The release cycles for aerospace companies are a lot longer than in software. The previous A330 that they are talking about was originally released back in the early 90's. I assume Airbus didn't think it needed a full development system overall for incremental upgrades but believed it did when it came to designing a whole brand new airplane.
So if I'm following this correctly, Airbus's breakthrough design philosophy is to use distributed version control to facilitate iterative construction with a heavy emphasis on integration testing?
Imagine the difficulty in debugging modern CPUs. Remember the floating point problems Intel had? There are far too many possible edge cases to be confident that testing alone will reveal them. Consequently, both Intel and AMD use formal proof methodologies to verify the correctness of their processors. I know that AMD uses (or used to use) the work of Boyer and Moore for validation of their designs. Intel uses it own prover. [1]

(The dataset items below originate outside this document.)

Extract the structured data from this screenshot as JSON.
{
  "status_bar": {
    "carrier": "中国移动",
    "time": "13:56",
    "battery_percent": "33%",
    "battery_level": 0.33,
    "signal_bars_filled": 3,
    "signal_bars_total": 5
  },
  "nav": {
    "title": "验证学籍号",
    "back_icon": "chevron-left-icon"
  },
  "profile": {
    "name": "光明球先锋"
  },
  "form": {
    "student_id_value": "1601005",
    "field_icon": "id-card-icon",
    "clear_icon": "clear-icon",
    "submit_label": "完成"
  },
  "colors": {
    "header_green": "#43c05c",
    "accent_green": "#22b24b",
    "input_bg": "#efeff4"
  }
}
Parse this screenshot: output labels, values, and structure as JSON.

This is nothing new and isn't different from Boeing in anything they mentioned in the article. Yes the 787 had issues, but the same types of testing occurred. The 787 was fundamentally different from previous Boeing aircraft with lots of primary components made by subcontractors. Lack of rigor and believing things would just work (too optimistic) from what I have heard on the outside.
Iron birds, flight tests, etc are the requirements from the certification authorities. I.e. this is a fluff piece acting as journalism where the title and conclusions don't match the data.

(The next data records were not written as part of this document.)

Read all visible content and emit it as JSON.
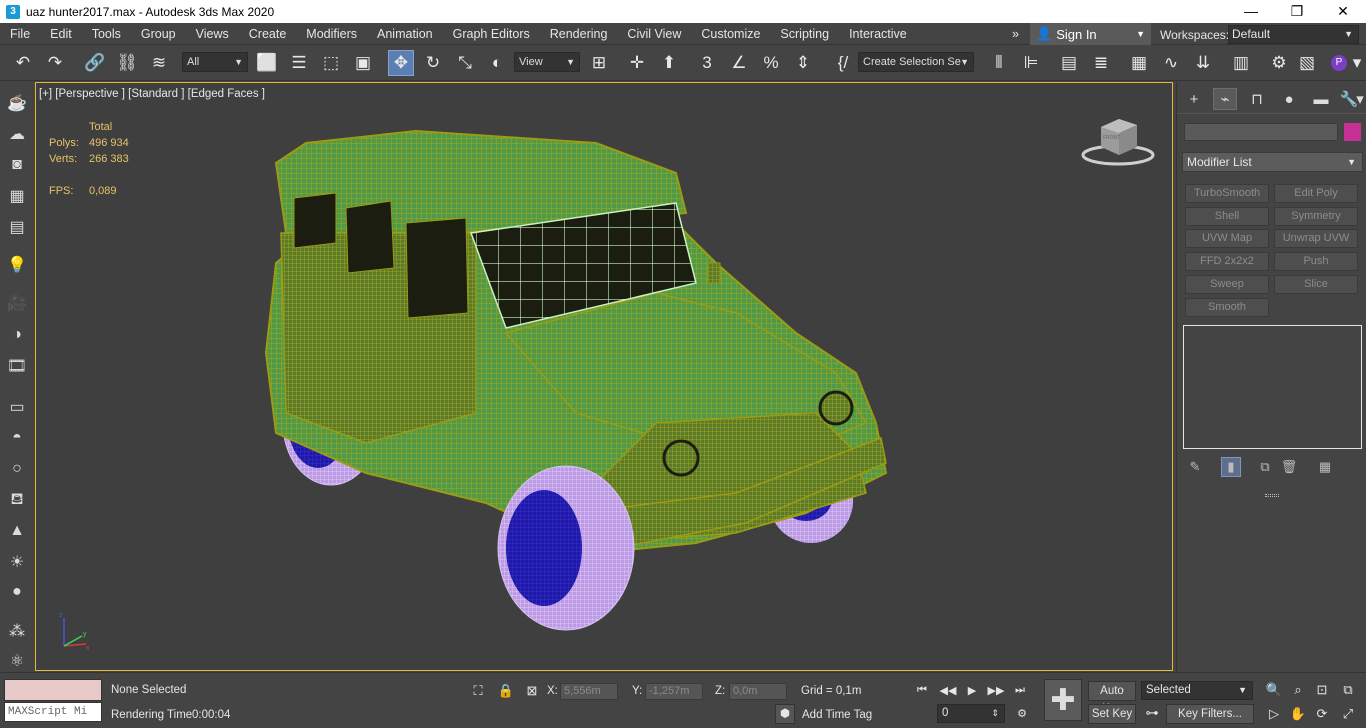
{
  "window": {
    "title": "uaz hunter2017.max - Autodesk 3ds Max 2020",
    "minimize": "—",
    "restore": "❐",
    "close": "✕"
  },
  "menu": [
    "File",
    "Edit",
    "Tools",
    "Group",
    "Views",
    "Create",
    "Modifiers",
    "Animation",
    "Graph Editors",
    "Rendering",
    "Civil View",
    "Customize",
    "Scripting",
    "Interactive"
  ],
  "menu_more": "»",
  "account": {
    "sign_in": "Sign In",
    "workspaces_label": "Workspaces:",
    "workspace": "Default"
  },
  "toolbar": {
    "filter": "All",
    "ref_coord": "View",
    "selection_set": "Create Selection Se"
  },
  "viewport": {
    "label": "[+] [Perspective ] [Standard ] [Edged Faces ]",
    "stats": {
      "header": "Total",
      "polys_label": "Polys:",
      "polys": "496 934",
      "verts_label": "Verts:",
      "verts": "266 383",
      "fps_label": "FPS:",
      "fps": "0,089"
    },
    "viewcube_text": "FRONT"
  },
  "command_panel": {
    "object_color": "#c62f94",
    "modifier_list": "Modifier List",
    "modifiers": [
      "TurboSmooth",
      "Edit Poly",
      "Shell",
      "Symmetry",
      "UVW Map",
      "Unwrap UVW",
      "FFD 2x2x2",
      "Push",
      "Sweep",
      "Slice",
      "Smooth"
    ]
  },
  "status": {
    "maxscript": "MAXScript Mi",
    "selection": "None Selected",
    "render_label": "Rendering Time",
    "render_time": "0:00:04",
    "x_label": "X:",
    "x": "5,556m",
    "y_label": "Y:",
    "y": "-1,257m",
    "z_label": "Z:",
    "z": "0,0m",
    "grid": "Grid = 0,1m",
    "add_time_tag": "Add Time Tag",
    "auto_key": "Auto Key",
    "set_key": "Set Key",
    "key_mode": "Selected",
    "frame": "0",
    "key_filters": "Key Filters..."
  }
}
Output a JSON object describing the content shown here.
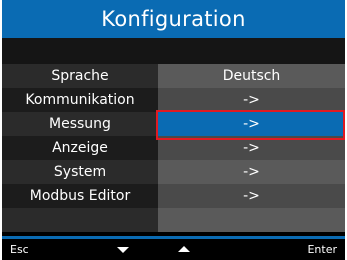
{
  "title": "Konfiguration",
  "menu": [
    {
      "label": "Sprache",
      "value": "Deutsch"
    },
    {
      "label": "Kommunikation",
      "value": "->"
    },
    {
      "label": "Messung",
      "value": "->"
    },
    {
      "label": "Anzeige",
      "value": "->"
    },
    {
      "label": "System",
      "value": "->"
    },
    {
      "label": "Modbus Editor",
      "value": "->"
    }
  ],
  "footer": {
    "esc": "Esc",
    "down_icon": "arrow-down-icon",
    "up_icon": "arrow-up-icon",
    "enter": "Enter"
  },
  "colors": {
    "accent": "#0a6bb3",
    "selection_border": "#e01a22"
  }
}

This is an article with no attempt to understand the state of the art outside of what Airbus wanted written and is PR spin. Most of the techniques here were used in the 737NG program in the late 90s
just look at how the production ramp up looks like (hint airbus has a public plan, there was no such thing for 787).

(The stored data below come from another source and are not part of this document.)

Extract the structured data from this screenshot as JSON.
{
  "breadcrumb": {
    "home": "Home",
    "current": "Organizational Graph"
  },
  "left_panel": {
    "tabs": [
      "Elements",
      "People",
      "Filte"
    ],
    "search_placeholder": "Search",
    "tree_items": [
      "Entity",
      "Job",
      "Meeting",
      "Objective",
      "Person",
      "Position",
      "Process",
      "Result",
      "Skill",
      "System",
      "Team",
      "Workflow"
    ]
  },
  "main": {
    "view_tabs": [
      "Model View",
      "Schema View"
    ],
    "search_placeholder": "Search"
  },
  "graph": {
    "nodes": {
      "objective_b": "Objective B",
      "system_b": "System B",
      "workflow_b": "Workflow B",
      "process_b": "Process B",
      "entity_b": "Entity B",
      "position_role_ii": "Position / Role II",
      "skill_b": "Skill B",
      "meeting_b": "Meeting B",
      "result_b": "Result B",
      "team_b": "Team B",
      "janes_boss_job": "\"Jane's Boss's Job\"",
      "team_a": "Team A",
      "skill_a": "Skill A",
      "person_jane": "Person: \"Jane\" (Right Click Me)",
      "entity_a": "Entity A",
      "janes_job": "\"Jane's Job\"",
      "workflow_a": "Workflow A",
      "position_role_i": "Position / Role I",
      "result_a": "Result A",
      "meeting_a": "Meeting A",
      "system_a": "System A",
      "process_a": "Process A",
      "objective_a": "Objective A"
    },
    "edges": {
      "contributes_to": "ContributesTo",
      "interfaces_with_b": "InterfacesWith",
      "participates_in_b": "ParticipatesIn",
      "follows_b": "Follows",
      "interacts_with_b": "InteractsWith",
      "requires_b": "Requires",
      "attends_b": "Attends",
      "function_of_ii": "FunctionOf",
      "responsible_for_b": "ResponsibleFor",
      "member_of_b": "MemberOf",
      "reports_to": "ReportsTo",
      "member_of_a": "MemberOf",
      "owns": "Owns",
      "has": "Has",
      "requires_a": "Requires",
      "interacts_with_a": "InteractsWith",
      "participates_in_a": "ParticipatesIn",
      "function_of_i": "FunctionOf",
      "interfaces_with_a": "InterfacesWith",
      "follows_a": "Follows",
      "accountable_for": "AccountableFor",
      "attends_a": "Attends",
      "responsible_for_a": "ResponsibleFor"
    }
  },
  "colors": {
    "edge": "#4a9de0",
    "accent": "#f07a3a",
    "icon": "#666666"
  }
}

The guys over at airliners.net are tracking the state of building frames. They are ~1100 hours into a 2400 hour test flight program and they have only 4 planes flying (or almost there) and 2 in various states of building. Compare that to 787 which had to fix so many uncomplete frames after finding issues in test flights
A good fiction book for those interested in aircraft engineering, testing, maintenance, root cause analysis after problems, etc. is "Airframe" by Michael Crichton.
Can someone explain me whether/how Agile methodologies would be applied to an Airbus project? I'm asking this because I can't always explain how to do Agile when people pretend there are a lot of reqs, so an industrial project would be a good example to try it on.
Not realistic. Agile has many very good practices, but the ones that are missing are exactly the ones needed when you have a zero bug tolerance. You mention derisking - creating a proof of concept (a short sprint that proves you can do something you're unsure about) is one way of eliminating risk. Agile however, includes no practices for identifying, analysing and managing risk. Similarly, absolute reliability requires upfront design, and documentation. See https://www.wittenburg.co.uk/Entry.aspx?id=99bb5987-e08d-4e8... .
This story has an extra "#p1" at the end of the link, which defeats HNs duplicate detection. The submitter probably did it accidentally, by going to a different page of the story and then back to page 1.